First I'd like you to excuse me if this is a very basic question but I'm just a beginner.
I'd like to reduce the brightness of a led that indicates me that a circuit which is activated by a TTP223 board is in stand-by mode. I do this indication using the TTP's output as sink.
But in this topic I've found that post:
"IOH is spec'ed as VDD=3V and VOH=2.4V means you can pull -4 ma out of the pin, maximum. This would be current pulled through the device, out the pin, into your load. This would be what you'd get if you attached a resistor from the output pin to gnd.

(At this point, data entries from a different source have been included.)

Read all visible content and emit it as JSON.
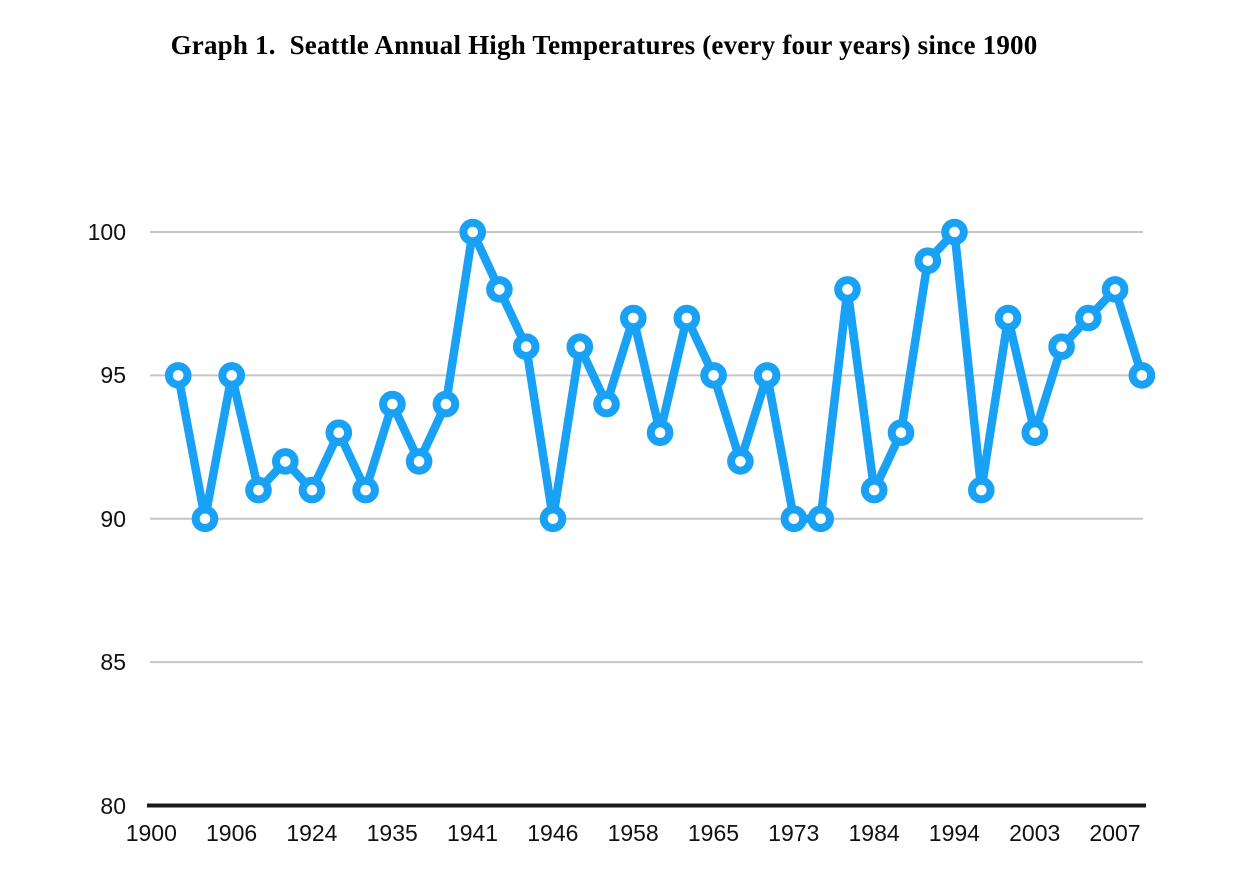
{
  "title": "Graph 1.  Seattle Annual High Temperatures (every four years) since 1900",
  "chart_data": {
    "type": "line",
    "title": "Graph 1.  Seattle Annual High Temperatures (every four years) since 1900",
    "series": [
      {
        "name": "Seattle annual high temperature",
        "values": [
          95,
          90,
          95,
          91,
          92,
          91,
          93,
          91,
          94,
          92,
          94,
          100,
          98,
          96,
          90,
          96,
          94,
          97,
          93,
          97,
          95,
          92,
          95,
          90,
          90,
          98,
          91,
          93,
          99,
          100,
          91,
          97,
          93,
          96,
          97,
          98,
          95
        ]
      }
    ],
    "x_tick_labels": [
      "1900",
      "1906",
      "1924",
      "1935",
      "1941",
      "1946",
      "1958",
      "1965",
      "1973",
      "1984",
      "1994",
      "2003",
      "2007"
    ],
    "y_tick_labels": [
      "100",
      "95",
      "90",
      "85",
      "80"
    ],
    "y_ticks": [
      100,
      95,
      90,
      85,
      80
    ],
    "ylim": [
      80,
      100
    ],
    "grid": true,
    "legend": false,
    "marker": "open-circle",
    "colors": {
      "line": "#18A1F5",
      "marker_fill": "#ffffff",
      "gridline": "#c5c5c5",
      "axis": "#1b1b1b",
      "text": "#111111",
      "title_text": "#000000",
      "background": "#ffffff"
    }
  }
}
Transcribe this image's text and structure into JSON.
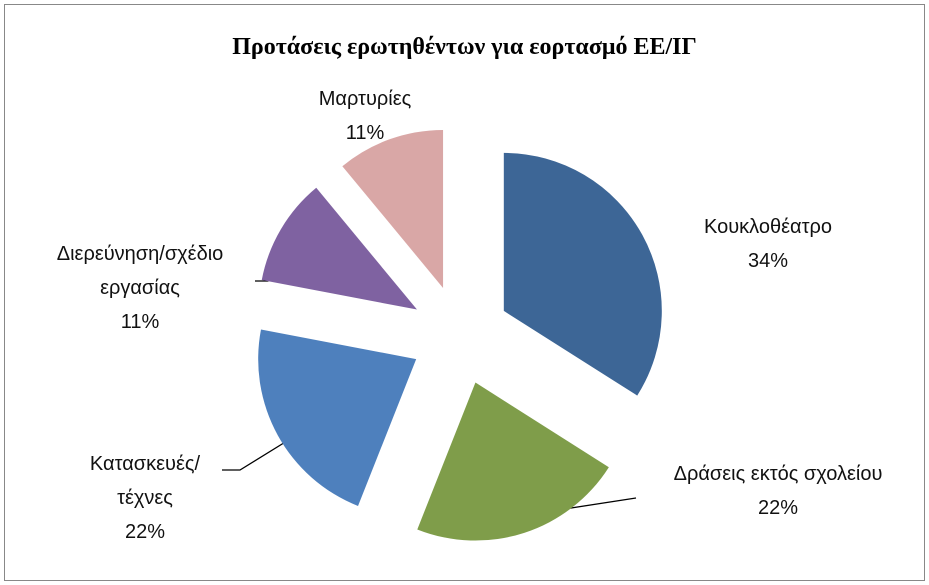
{
  "chart_data": {
    "type": "pie",
    "title": "Προτάσεις ερωτηθέντων για εορτασμό ΕΕ/ΙΓ",
    "categories": [
      "Κουκλοθέατρο",
      "Δράσεις εκτός σχολείου",
      "Κατασκευές/ τέχνες",
      "Διερεύνηση/σχέδιο εργασίας",
      "Μαρτυρίες"
    ],
    "values": [
      34,
      22,
      22,
      11,
      11
    ],
    "value_labels": [
      "34%",
      "22%",
      "22%",
      "11%",
      "11%"
    ],
    "colors": [
      "#3d6696",
      "#7f9d4a",
      "#4e80bd",
      "#7f62a1",
      "#d9a7a6"
    ]
  }
}
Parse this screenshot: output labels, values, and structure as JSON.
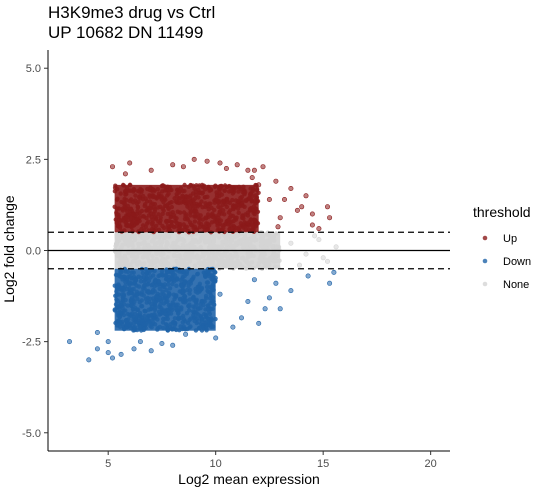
{
  "chart_data": {
    "type": "scatter",
    "title": "H3K9me3 drug vs Ctrl",
    "subtitle": "UP 10682 DN 11499",
    "xlabel": "Log2 mean expression",
    "ylabel": "Log2 fold change",
    "xlim": [
      2.2,
      20.9
    ],
    "ylim": [
      -5.5,
      5.5
    ],
    "xticks": [
      5,
      10,
      15,
      20
    ],
    "xtick_labels": [
      "5",
      "10",
      "15",
      "20"
    ],
    "yticks": [
      -5,
      -2.5,
      0,
      2.5,
      5
    ],
    "ytick_labels": [
      "-5.0",
      "-2.5",
      "0.0",
      "2.5",
      "5.0"
    ],
    "hlines": [
      {
        "y": 0.5,
        "style": "dashed"
      },
      {
        "y": 0,
        "style": "solid"
      },
      {
        "y": -0.5,
        "style": "dashed"
      }
    ],
    "grid": false,
    "legend": {
      "title": "threshold",
      "placement": "right",
      "entries": [
        "Up",
        "Down",
        "None"
      ]
    },
    "series": [
      {
        "name": "Up",
        "color": "#8b1a1a",
        "density_region": {
          "x": [
            5.3,
            12
          ],
          "y": [
            0.5,
            1.8
          ]
        },
        "points": [
          [
            5.2,
            2.3
          ],
          [
            6.0,
            2.4
          ],
          [
            7.0,
            2.2
          ],
          [
            8.0,
            2.35
          ],
          [
            9.0,
            2.5
          ],
          [
            10.2,
            2.4
          ],
          [
            11.0,
            2.35
          ],
          [
            11.5,
            2.2
          ],
          [
            12.2,
            2.3
          ],
          [
            12.8,
            1.9
          ],
          [
            13.5,
            1.7
          ],
          [
            14.0,
            1.2
          ],
          [
            14.5,
            1.0
          ],
          [
            14.8,
            0.6
          ],
          [
            13.0,
            0.9
          ],
          [
            12.5,
            1.4
          ],
          [
            12.0,
            1.8
          ],
          [
            11.7,
            2.0
          ],
          [
            13.2,
            1.4
          ],
          [
            14.2,
            1.5
          ],
          [
            15.3,
            0.9
          ],
          [
            15.2,
            1.2
          ],
          [
            14.5,
            0.7
          ],
          [
            5.8,
            2.1
          ],
          [
            8.5,
            2.3
          ],
          [
            9.6,
            2.45
          ],
          [
            10.5,
            2.25
          ],
          [
            13.8,
            1.1
          ],
          [
            12.9,
            0.65
          ],
          [
            11.8,
            2.2
          ]
        ]
      },
      {
        "name": "Down",
        "color": "#1f63a8",
        "density_region": {
          "x": [
            5.3,
            10
          ],
          "y": [
            -2.2,
            -0.5
          ]
        },
        "points": [
          [
            4.1,
            -3.0
          ],
          [
            3.2,
            -2.5
          ],
          [
            4.5,
            -2.7
          ],
          [
            5.0,
            -2.8
          ],
          [
            5.2,
            -2.95
          ],
          [
            5.6,
            -2.85
          ],
          [
            6.2,
            -2.7
          ],
          [
            7.0,
            -2.75
          ],
          [
            7.5,
            -2.55
          ],
          [
            8.0,
            -2.6
          ],
          [
            8.6,
            -2.3
          ],
          [
            9.5,
            -2.0
          ],
          [
            10.0,
            -2.4
          ],
          [
            10.8,
            -2.1
          ],
          [
            11.5,
            -1.4
          ],
          [
            12.0,
            -2.0
          ],
          [
            12.3,
            -1.6
          ],
          [
            12.5,
            -1.3
          ],
          [
            13.0,
            -1.6
          ],
          [
            13.5,
            -1.1
          ],
          [
            14.3,
            -0.7
          ],
          [
            15.5,
            -0.6
          ],
          [
            11.2,
            -1.85
          ],
          [
            10.2,
            -1.2
          ],
          [
            9.2,
            -1.95
          ],
          [
            6.5,
            -2.5
          ],
          [
            4.5,
            -2.25
          ],
          [
            5.0,
            -2.5
          ],
          [
            12.8,
            -0.9
          ],
          [
            11.8,
            -0.8
          ],
          [
            15.3,
            -0.9
          ]
        ]
      },
      {
        "name": "None",
        "color": "#d4d4d4",
        "density_region": {
          "x": [
            5.3,
            13
          ],
          "y": [
            -0.5,
            0.5
          ]
        },
        "points": [
          [
            13.5,
            0.2
          ],
          [
            14.2,
            -0.1
          ],
          [
            14.8,
            0.3
          ],
          [
            15.2,
            -0.3
          ],
          [
            15.6,
            0.1
          ],
          [
            13.9,
            -0.4
          ],
          [
            14.6,
            0.4
          ],
          [
            15.0,
            -0.2
          ]
        ]
      }
    ]
  }
}
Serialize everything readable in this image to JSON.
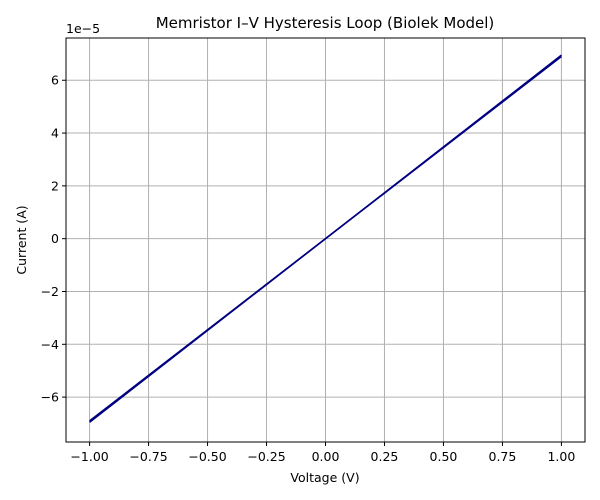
{
  "chart_data": {
    "type": "line",
    "title": "Memristor I–V Hysteresis Loop (Biolek Model)",
    "xlabel": "Voltage (V)",
    "ylabel": "Current (A)",
    "y_offset_label": "1e−5",
    "xlim": [
      -1.1,
      1.1
    ],
    "ylim": [
      -7.7,
      7.6
    ],
    "y_scale_factor": 1e-05,
    "grid": true,
    "x_ticks": [
      -1.0,
      -0.75,
      -0.5,
      -0.25,
      0.0,
      0.25,
      0.5,
      0.75,
      1.0
    ],
    "x_tick_labels": [
      "−1.00",
      "−0.75",
      "−0.50",
      "−0.25",
      "0.00",
      "0.25",
      "0.50",
      "0.75",
      "1.00"
    ],
    "y_ticks": [
      -6,
      -4,
      -2,
      0,
      2,
      4,
      6
    ],
    "y_tick_labels": [
      "−6",
      "−4",
      "−2",
      "0",
      "2",
      "4",
      "6"
    ],
    "series": [
      {
        "color": "#000080",
        "x": [
          -1.0,
          1.0
        ],
        "y": [
          -6.95,
          6.95
        ]
      },
      {
        "color": "#000080",
        "x": [
          -1.0,
          1.0
        ],
        "y": [
          -6.9,
          6.9
        ]
      }
    ]
  }
}
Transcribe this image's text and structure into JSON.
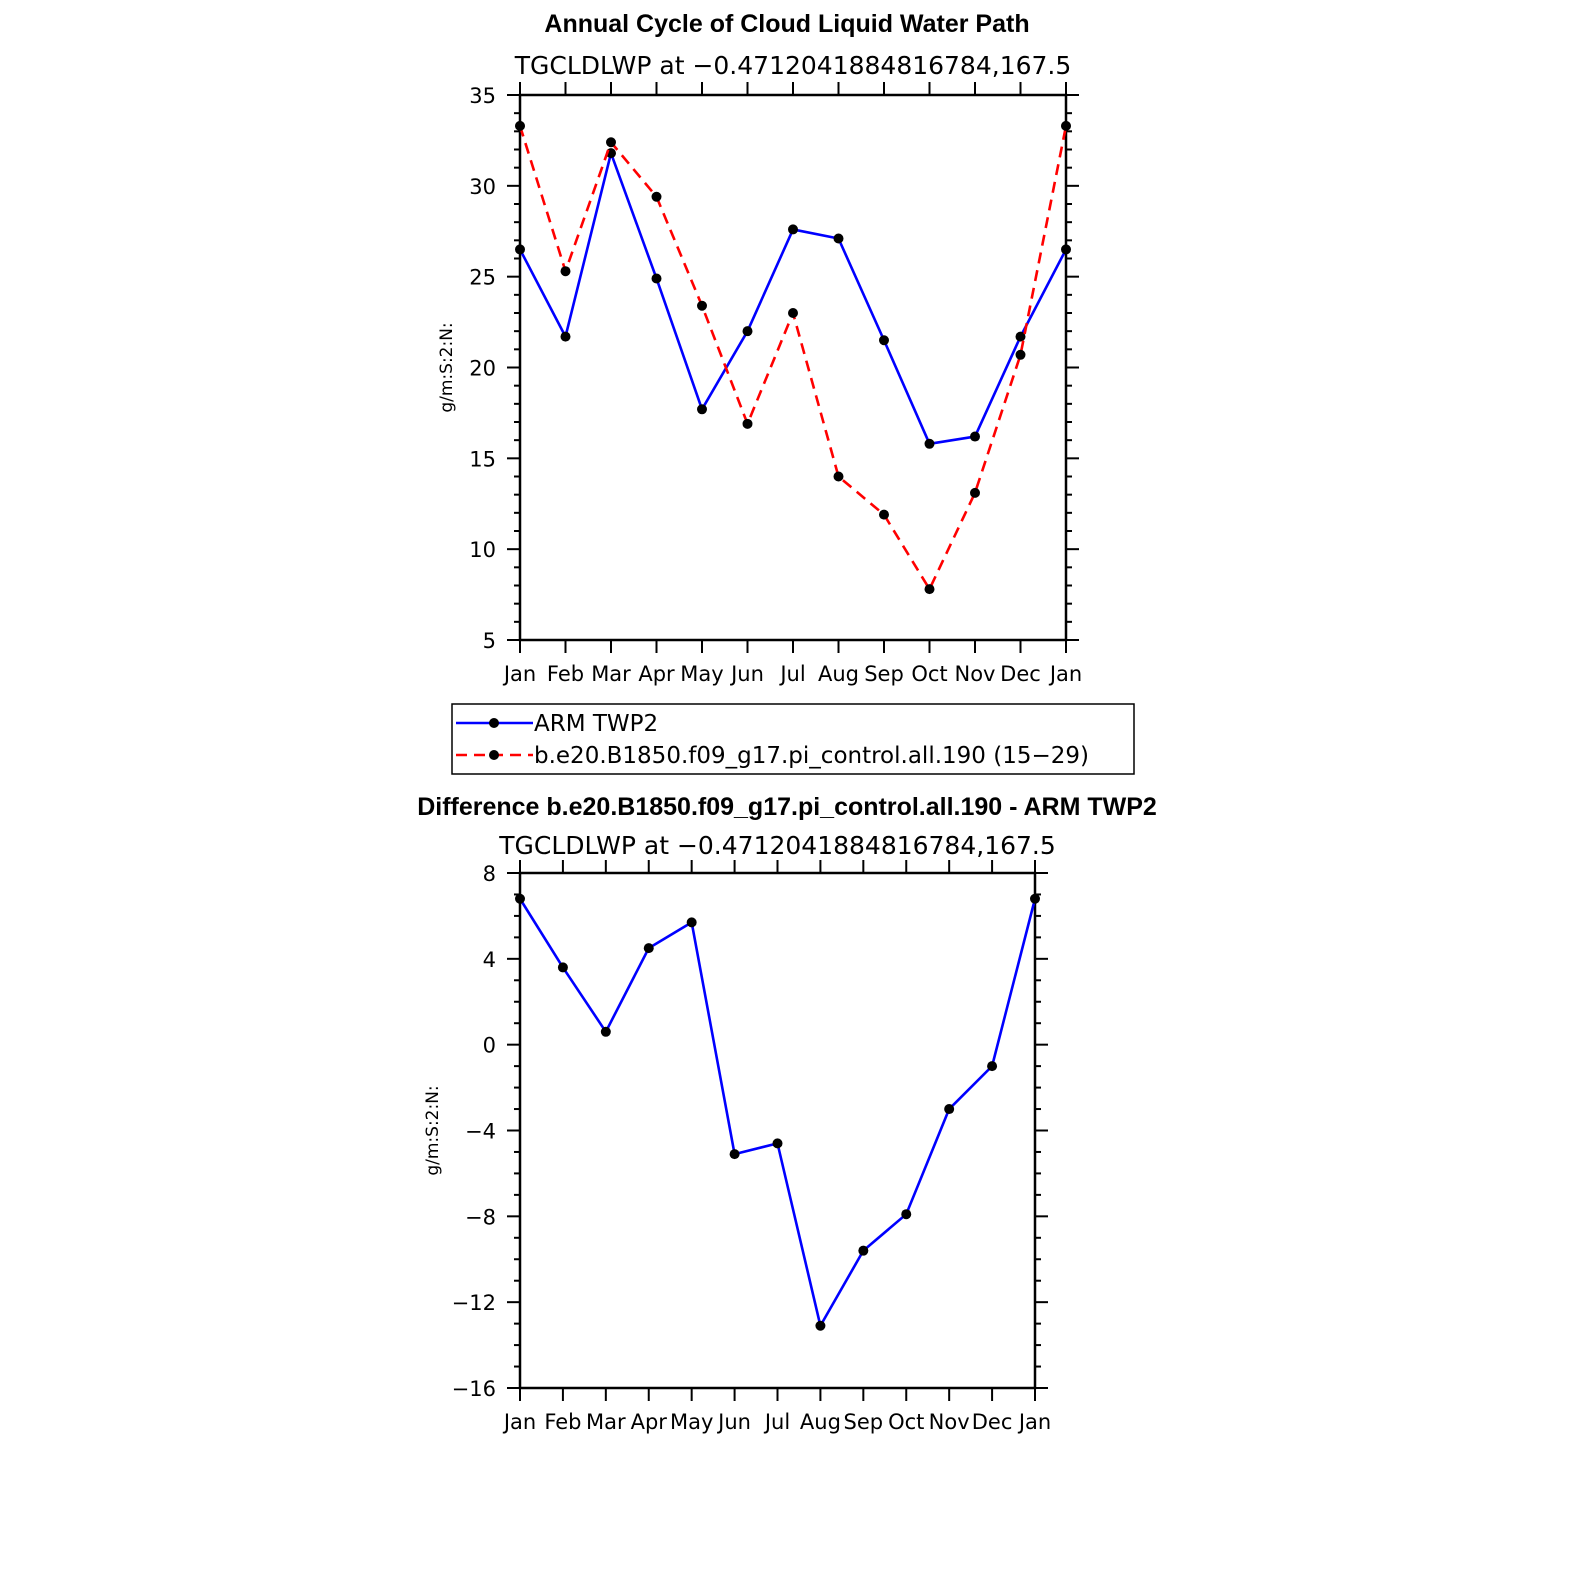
{
  "chart_data": [
    {
      "type": "line",
      "title": "Annual Cycle of Cloud Liquid Water Path",
      "subtitle": "TGCLDLWP at −0.4712041884816784,167.5",
      "ylabel": "g/m:S:2:N:",
      "ylim": [
        5,
        35
      ],
      "yticks": [
        "5",
        "10",
        "15",
        "20",
        "25",
        "30",
        "35"
      ],
      "categories": [
        "Jan",
        "Feb",
        "Mar",
        "Apr",
        "May",
        "Jun",
        "Jul",
        "Aug",
        "Sep",
        "Oct",
        "Nov",
        "Dec",
        "Jan"
      ],
      "series": [
        {
          "name": "ARM TWP2",
          "color": "#0000ff",
          "dash": "solid",
          "values": [
            26.5,
            21.7,
            31.8,
            24.9,
            17.7,
            22.0,
            27.6,
            27.1,
            21.5,
            15.8,
            16.2,
            21.7,
            26.5
          ]
        },
        {
          "name": "b.e20.B1850.f09_g17.pi_control.all.190 (15−29)",
          "color": "#ff0000",
          "dash": "dashed",
          "values": [
            33.3,
            25.3,
            32.4,
            29.4,
            23.4,
            16.9,
            23.0,
            14.0,
            11.9,
            7.8,
            13.1,
            20.7,
            33.3
          ]
        }
      ],
      "legend_position": "below"
    },
    {
      "type": "line",
      "title": "Difference b.e20.B1850.f09_g17.pi_control.all.190 - ARM TWP2",
      "subtitle": "TGCLDLWP at −0.4712041884816784,167.5",
      "ylabel": "g/m:S:2:N:",
      "ylim": [
        -16,
        8
      ],
      "yticks": [
        "8",
        "4",
        "0",
        "−4",
        "−8",
        "−12",
        "−16"
      ],
      "categories": [
        "Jan",
        "Feb",
        "Mar",
        "Apr",
        "May",
        "Jun",
        "Jul",
        "Aug",
        "Sep",
        "Oct",
        "Nov",
        "Dec",
        "Jan"
      ],
      "series": [
        {
          "color": "#0000ff",
          "dash": "solid",
          "values": [
            6.8,
            3.6,
            0.6,
            4.5,
            5.7,
            -5.1,
            -4.6,
            -13.1,
            -9.6,
            -7.9,
            -3.0,
            -1.0,
            6.8
          ]
        }
      ]
    }
  ]
}
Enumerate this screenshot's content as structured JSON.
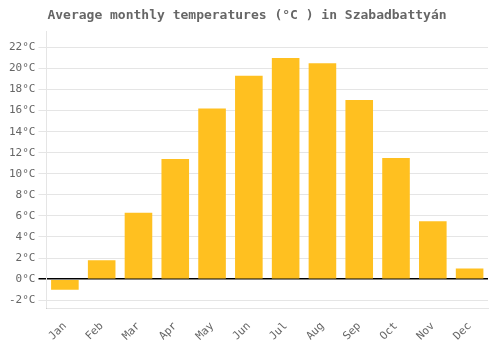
{
  "chart_data": {
    "type": "bar",
    "title": "Average monthly temperatures (°C ) in Szabadbattyán",
    "categories": [
      "Jan",
      "Feb",
      "Mar",
      "Apr",
      "May",
      "Jun",
      "Jul",
      "Aug",
      "Sep",
      "Oct",
      "Nov",
      "Dec"
    ],
    "values": [
      -1.0,
      1.8,
      6.3,
      11.4,
      16.2,
      19.3,
      21.0,
      20.5,
      17.0,
      11.5,
      5.5,
      1.0
    ],
    "color": "#FFC020",
    "ylim": [
      -2.8,
      23.5
    ],
    "yticks": [
      {
        "value": -2,
        "label": "-2°C"
      },
      {
        "value": 0,
        "label": "0°C"
      },
      {
        "value": 2,
        "label": "2°C"
      },
      {
        "value": 4,
        "label": "4°C"
      },
      {
        "value": 6,
        "label": "6°C"
      },
      {
        "value": 8,
        "label": "8°C"
      },
      {
        "value": 10,
        "label": "10°C"
      },
      {
        "value": 12,
        "label": "12°C"
      },
      {
        "value": 14,
        "label": "14°C"
      },
      {
        "value": 16,
        "label": "16°C"
      },
      {
        "value": 18,
        "label": "18°C"
      },
      {
        "value": 20,
        "label": "20°C"
      },
      {
        "value": 22,
        "label": "22°C"
      }
    ],
    "grid": true
  }
}
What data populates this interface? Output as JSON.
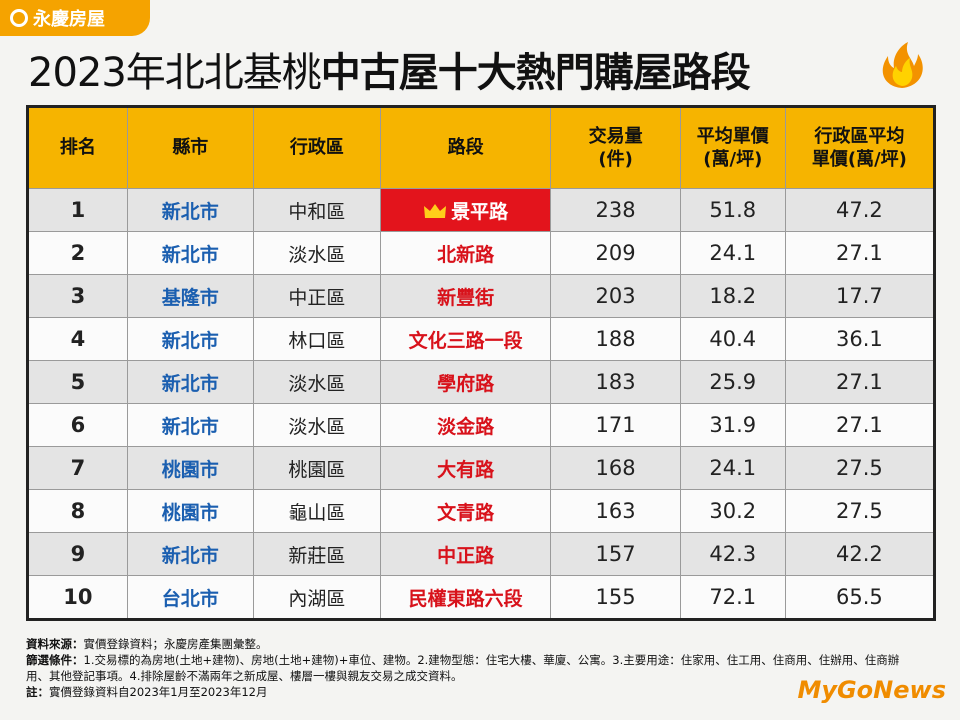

The IOL spec is higher at 8 ma which means it can absorb more than it can push. Think of a resistor with one end to the output pin, the other end attached to VDD.
Not that you'd do this, but you could calculate the maximum values for your resistors this way:
Sourcing: IOH=-4ma, VOH=2.4. R=E/I so 2.4/.004 = 600 ohms
Sinking: IOL=8ma when VDD=3V, VOL=0.6V. VDD-VOL=2.4V/.008 = 300 ohms"
In my case the calculation is:
VDD=5v, VOL=0.6 ; VDD-VOL=4.4v ; 4.4/0.008 = 550 ohm
But I've got the ideal led's brightness with a 2k2 ohm resistor...
May I use this 2k2 resistance for that?
And just trying to understand this TTP's sink resource, as merely curiosity, as the recommend resistor for this led is 140 ohm (as calculated here), if I use less resistance than the 550 ohm, could that demage the chip?